Tracing Meets Twombly: Ninth Circuit Sets Section 11 Pleading Standards For Aftermarket Purchasers

In a precedent setting decision, the Ninth Circuit affirmed dismissal of a putative class action in In re Century Aluminum Co. Securities Litigation, significantly raising the pleading bar in Section 11 cases. Plaintiffs alleged that Century Aluminum and its underwriters, Credit Suisse and Morgan Stanley, issued false and misleading statements in connection with a secondary offering. The Ninth Circuit applied the Twombly/Iqbal “plausibility” standard, holding that those decisions no longer make it possible for plaintiffs to simply allege without plausible supporting facts that their shares can be “traced” back to a secondary offering. The court’s decision in Century Aluminum may mean that Ninth Circuit plaintiffs filing suit under Section 11 who rely on aftermarket purchases, and cannot otherwise plead plausible facts they purchased in the secondary offering itself, face a near impossible uphill battle at the pleading stage when alleging tracing.

Section 11 provides a remedy to shareholders who purchase securities under “a materially false or misleading registration statement.” When shares are issued under only one such registration statement, this tracing requirement is not a problem. However, when shares are issued under multiple registration statements, tracing back to the allegedly misleading registration statement can be extremely difficult. The court acknowledged that tracing to a secondary offering is “often impossible,” but noted that the tracing requirement “is the condition Congress has imposed for granting access to the ‘relaxed liability requirements’ that Section 11 affords.”

Century Aluminum issued 49 million shares in an Initial Public Offering that were already trading when plaintiffs purchased their shares. In a prospectus supplement on January 28, 2009, an additional 25 million shares entered the market. Plaintiffs alleged they had standing to pursue a Section 11 claim because they “purchased Century Aluminum Common Stock directly traceable to the Company’s Secondary Offering.” In support of their tracing theory, plaintiffs argued that their shares were purchased on dates that showed sharp spikes in trading activity, indicating the flood of new shares as a result of the allegedly misleading prospectus supplement.

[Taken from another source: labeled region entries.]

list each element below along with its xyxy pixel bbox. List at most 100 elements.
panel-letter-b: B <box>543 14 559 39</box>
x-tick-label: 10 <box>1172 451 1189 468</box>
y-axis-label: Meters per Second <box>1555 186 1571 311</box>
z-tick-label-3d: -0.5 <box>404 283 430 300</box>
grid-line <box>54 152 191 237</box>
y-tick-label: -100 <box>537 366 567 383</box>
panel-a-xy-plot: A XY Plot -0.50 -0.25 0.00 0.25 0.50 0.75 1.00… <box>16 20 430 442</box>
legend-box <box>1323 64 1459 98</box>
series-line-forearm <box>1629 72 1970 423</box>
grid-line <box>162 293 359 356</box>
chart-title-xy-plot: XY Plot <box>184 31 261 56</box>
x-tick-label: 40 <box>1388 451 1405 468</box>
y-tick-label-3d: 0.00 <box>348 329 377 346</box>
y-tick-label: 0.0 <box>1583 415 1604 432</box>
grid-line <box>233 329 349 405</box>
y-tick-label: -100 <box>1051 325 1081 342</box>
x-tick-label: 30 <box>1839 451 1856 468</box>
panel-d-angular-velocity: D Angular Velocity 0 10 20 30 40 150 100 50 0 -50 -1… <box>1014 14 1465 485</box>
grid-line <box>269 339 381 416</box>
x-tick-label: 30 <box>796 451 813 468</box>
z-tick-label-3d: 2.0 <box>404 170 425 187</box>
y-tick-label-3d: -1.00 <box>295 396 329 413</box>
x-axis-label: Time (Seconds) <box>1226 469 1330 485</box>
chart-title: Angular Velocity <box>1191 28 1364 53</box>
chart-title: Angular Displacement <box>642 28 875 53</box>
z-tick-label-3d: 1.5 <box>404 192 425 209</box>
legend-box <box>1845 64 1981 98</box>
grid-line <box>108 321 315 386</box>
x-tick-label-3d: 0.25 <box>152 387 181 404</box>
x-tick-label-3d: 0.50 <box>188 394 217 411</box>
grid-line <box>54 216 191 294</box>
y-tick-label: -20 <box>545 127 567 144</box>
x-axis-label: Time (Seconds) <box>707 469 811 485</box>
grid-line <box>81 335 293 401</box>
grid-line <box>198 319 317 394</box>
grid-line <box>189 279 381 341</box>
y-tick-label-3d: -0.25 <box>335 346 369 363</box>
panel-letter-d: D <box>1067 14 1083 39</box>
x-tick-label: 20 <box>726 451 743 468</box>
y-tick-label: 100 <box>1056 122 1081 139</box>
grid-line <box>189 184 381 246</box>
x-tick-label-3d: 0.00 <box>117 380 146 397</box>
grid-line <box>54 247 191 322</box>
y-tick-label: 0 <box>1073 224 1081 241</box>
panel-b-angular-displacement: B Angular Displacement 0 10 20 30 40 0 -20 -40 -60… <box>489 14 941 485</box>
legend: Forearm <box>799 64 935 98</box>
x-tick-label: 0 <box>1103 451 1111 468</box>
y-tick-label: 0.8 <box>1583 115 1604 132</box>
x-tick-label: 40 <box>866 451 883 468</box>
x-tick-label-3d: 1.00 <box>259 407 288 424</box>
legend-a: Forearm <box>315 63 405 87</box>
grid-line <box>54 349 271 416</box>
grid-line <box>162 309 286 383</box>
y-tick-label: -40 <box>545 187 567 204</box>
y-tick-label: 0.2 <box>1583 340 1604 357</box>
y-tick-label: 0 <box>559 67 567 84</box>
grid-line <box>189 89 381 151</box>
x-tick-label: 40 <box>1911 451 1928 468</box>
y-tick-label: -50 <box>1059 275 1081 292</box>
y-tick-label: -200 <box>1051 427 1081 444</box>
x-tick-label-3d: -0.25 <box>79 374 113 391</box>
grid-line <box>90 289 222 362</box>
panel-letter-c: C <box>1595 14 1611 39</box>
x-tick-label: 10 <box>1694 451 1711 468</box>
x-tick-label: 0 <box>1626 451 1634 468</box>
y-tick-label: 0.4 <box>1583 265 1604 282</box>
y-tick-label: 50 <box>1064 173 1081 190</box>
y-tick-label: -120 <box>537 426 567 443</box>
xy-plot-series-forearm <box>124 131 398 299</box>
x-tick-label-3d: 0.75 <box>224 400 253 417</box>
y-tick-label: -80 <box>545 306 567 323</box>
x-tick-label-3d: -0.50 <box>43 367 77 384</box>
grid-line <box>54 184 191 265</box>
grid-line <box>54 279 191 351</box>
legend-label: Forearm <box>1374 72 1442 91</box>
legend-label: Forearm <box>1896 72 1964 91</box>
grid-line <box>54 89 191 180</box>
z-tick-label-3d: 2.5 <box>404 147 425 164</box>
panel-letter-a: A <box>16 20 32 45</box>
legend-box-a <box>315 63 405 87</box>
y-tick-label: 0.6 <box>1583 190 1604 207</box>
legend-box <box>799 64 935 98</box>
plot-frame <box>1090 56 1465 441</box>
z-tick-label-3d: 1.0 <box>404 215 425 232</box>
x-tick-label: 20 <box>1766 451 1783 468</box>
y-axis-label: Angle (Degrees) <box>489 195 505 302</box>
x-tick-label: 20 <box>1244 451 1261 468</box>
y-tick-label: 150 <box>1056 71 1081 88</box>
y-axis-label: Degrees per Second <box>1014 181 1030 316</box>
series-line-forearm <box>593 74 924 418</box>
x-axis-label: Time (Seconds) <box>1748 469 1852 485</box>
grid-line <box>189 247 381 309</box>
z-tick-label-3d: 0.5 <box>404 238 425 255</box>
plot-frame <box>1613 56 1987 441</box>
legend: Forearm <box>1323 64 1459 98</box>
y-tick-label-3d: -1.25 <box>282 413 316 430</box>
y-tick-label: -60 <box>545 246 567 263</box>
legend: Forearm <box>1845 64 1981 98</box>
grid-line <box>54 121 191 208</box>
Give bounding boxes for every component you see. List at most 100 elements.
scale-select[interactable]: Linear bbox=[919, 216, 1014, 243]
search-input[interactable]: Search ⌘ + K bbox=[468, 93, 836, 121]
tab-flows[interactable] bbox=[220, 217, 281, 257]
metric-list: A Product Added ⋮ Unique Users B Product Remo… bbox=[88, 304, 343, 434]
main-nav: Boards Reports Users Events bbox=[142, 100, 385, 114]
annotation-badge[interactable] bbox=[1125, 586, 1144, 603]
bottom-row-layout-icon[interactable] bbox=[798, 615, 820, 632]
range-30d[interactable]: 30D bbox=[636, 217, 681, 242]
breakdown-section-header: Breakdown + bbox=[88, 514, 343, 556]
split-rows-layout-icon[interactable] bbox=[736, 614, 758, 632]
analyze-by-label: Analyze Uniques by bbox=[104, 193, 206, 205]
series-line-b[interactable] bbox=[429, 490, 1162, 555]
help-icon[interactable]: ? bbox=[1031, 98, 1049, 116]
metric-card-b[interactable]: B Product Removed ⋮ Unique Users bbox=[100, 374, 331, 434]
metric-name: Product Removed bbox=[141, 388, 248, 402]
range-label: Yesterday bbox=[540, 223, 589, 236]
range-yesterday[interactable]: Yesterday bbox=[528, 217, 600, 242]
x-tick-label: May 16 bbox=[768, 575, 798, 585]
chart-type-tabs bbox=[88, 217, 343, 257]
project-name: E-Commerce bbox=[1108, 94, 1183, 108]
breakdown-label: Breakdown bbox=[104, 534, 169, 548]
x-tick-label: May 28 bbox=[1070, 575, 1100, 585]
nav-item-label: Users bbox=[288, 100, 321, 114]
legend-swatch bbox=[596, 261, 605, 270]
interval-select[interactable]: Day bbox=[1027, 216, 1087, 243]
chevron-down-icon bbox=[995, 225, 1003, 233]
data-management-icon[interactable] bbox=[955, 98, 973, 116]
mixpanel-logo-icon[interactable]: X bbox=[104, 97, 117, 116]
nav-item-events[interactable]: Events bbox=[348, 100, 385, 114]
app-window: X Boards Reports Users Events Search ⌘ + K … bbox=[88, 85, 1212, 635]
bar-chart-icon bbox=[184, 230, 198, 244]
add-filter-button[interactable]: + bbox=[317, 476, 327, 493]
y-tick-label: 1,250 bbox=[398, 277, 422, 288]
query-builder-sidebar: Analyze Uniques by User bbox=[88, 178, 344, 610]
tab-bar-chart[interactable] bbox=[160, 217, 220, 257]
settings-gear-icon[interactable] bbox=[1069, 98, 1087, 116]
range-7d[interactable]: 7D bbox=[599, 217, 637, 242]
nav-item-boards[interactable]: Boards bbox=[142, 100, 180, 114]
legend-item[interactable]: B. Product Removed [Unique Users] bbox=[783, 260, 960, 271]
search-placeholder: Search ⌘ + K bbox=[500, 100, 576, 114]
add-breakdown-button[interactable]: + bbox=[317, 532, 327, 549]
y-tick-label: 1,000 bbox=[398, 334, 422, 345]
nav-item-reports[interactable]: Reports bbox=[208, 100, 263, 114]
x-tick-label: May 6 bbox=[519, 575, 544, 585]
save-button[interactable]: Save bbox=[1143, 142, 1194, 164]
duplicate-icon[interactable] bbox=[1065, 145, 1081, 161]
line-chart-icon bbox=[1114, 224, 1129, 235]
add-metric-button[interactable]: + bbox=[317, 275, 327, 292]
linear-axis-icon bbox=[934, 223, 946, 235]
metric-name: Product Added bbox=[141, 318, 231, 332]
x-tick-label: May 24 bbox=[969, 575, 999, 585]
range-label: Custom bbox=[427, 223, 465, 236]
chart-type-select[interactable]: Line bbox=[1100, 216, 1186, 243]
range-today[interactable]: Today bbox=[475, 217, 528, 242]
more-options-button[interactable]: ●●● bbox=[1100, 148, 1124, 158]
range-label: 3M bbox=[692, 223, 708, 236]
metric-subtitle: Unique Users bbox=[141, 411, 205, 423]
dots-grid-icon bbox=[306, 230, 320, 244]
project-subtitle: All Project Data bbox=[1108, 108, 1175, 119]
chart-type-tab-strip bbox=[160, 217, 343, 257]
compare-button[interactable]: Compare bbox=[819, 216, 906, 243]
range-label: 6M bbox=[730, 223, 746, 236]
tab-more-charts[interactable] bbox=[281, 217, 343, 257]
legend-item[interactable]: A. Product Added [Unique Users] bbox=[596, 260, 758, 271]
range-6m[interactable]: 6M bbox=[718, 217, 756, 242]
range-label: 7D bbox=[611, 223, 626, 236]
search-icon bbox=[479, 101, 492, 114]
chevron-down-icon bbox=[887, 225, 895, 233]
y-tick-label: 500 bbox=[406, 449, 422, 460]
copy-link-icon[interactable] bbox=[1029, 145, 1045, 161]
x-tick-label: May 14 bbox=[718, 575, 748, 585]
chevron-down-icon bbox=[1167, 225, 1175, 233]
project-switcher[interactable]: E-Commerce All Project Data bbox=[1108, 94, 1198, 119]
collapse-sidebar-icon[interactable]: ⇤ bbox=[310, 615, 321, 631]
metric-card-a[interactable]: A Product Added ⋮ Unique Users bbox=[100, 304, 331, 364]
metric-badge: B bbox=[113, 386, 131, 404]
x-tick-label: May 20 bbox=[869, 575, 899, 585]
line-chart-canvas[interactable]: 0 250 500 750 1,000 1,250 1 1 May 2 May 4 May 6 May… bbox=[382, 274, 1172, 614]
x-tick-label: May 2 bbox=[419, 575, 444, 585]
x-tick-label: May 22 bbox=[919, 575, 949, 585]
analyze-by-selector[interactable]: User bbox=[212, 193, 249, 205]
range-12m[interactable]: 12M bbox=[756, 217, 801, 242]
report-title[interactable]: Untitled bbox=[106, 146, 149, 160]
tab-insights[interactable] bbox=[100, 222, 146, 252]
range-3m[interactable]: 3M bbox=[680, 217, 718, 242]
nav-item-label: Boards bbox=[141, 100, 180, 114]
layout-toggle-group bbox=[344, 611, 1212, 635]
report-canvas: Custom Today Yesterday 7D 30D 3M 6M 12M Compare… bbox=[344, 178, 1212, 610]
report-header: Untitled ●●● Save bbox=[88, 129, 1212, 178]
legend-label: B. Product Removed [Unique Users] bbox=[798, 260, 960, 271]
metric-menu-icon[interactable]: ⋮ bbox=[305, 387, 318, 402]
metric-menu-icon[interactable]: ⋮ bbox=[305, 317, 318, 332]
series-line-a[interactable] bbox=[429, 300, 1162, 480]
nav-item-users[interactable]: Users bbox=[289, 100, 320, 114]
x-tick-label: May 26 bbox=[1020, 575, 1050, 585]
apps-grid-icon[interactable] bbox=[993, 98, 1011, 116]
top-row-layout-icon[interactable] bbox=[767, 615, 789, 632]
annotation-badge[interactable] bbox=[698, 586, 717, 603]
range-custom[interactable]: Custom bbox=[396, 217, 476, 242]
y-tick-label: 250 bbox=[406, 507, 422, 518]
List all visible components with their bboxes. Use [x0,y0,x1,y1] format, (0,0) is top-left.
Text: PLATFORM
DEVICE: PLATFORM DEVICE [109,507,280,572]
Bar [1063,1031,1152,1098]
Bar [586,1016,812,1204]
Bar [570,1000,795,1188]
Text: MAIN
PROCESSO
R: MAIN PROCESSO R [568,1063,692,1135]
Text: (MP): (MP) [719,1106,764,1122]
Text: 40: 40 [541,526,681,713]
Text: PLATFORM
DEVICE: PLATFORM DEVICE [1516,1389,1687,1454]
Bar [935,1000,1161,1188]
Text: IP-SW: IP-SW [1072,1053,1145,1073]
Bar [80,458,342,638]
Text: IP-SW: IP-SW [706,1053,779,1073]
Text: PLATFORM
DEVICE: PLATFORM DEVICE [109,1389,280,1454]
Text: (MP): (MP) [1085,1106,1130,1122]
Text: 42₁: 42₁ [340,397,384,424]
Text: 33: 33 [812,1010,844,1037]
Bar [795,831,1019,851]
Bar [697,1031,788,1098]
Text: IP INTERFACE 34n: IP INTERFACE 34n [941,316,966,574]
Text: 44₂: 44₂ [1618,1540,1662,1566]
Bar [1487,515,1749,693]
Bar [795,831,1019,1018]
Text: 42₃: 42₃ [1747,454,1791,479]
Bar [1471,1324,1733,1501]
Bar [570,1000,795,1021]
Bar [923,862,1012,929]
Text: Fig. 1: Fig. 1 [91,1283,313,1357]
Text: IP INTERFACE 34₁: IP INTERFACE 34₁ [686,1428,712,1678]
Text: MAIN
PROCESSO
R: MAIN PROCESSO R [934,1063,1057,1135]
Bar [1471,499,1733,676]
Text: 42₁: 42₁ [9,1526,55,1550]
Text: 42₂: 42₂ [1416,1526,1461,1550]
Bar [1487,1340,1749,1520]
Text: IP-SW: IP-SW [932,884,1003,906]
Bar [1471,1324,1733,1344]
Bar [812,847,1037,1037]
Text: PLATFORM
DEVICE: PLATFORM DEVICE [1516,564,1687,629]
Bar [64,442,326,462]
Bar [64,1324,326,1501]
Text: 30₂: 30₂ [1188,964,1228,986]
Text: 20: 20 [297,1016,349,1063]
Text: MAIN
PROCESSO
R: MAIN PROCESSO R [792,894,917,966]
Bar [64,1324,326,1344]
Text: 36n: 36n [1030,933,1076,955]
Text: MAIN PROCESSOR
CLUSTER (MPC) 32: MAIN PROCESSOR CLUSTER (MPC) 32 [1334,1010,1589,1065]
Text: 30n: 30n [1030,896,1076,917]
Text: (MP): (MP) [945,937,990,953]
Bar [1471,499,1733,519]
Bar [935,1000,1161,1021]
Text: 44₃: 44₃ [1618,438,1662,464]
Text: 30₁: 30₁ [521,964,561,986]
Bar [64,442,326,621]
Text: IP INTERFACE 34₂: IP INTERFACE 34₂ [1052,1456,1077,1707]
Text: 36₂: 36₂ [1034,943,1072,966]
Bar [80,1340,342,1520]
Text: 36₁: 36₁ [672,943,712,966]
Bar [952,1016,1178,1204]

The court found that after Twombly and Iqbal, in addition to providing fair notice, allegations must suggest that the claim “at least has a plausible chance of success.” In holding that such bare-bones allegations fail, the court relied on “experience and common sense,” which ordinarily “tell[s] us that when a company has offered shares under more than one registration statement, aftermarket purchasers will not be able to trace their shares back to a particular offering.” Because of this, the court determined that “plaintiffs had to allege facts from which we can reasonably infer that their situation is different.” It is no longer sufficient for plaintiffs to allege facts that are merely consistent with the shares being traceable to the registration statement in question. Rather plaintiffs must now plead facts that “tend to exclude the possibility that [plaintiff’s] shares come from the pool of previously issued shares.” The court found that it was equally likely that the shares came from the pool of previously issued shares. Even where one plaintiff argued that he had directed his broker to buy from the pool of newly issued shares, the court found that it was equally likely the broker had purchased shares that were already held from the original offering.

Defendants in Section 11 cases in the Ninth Circuit will now have a powerful new weapon that will enable most cases alleging only aftermarket purchases to be dismissed at the pleading stage.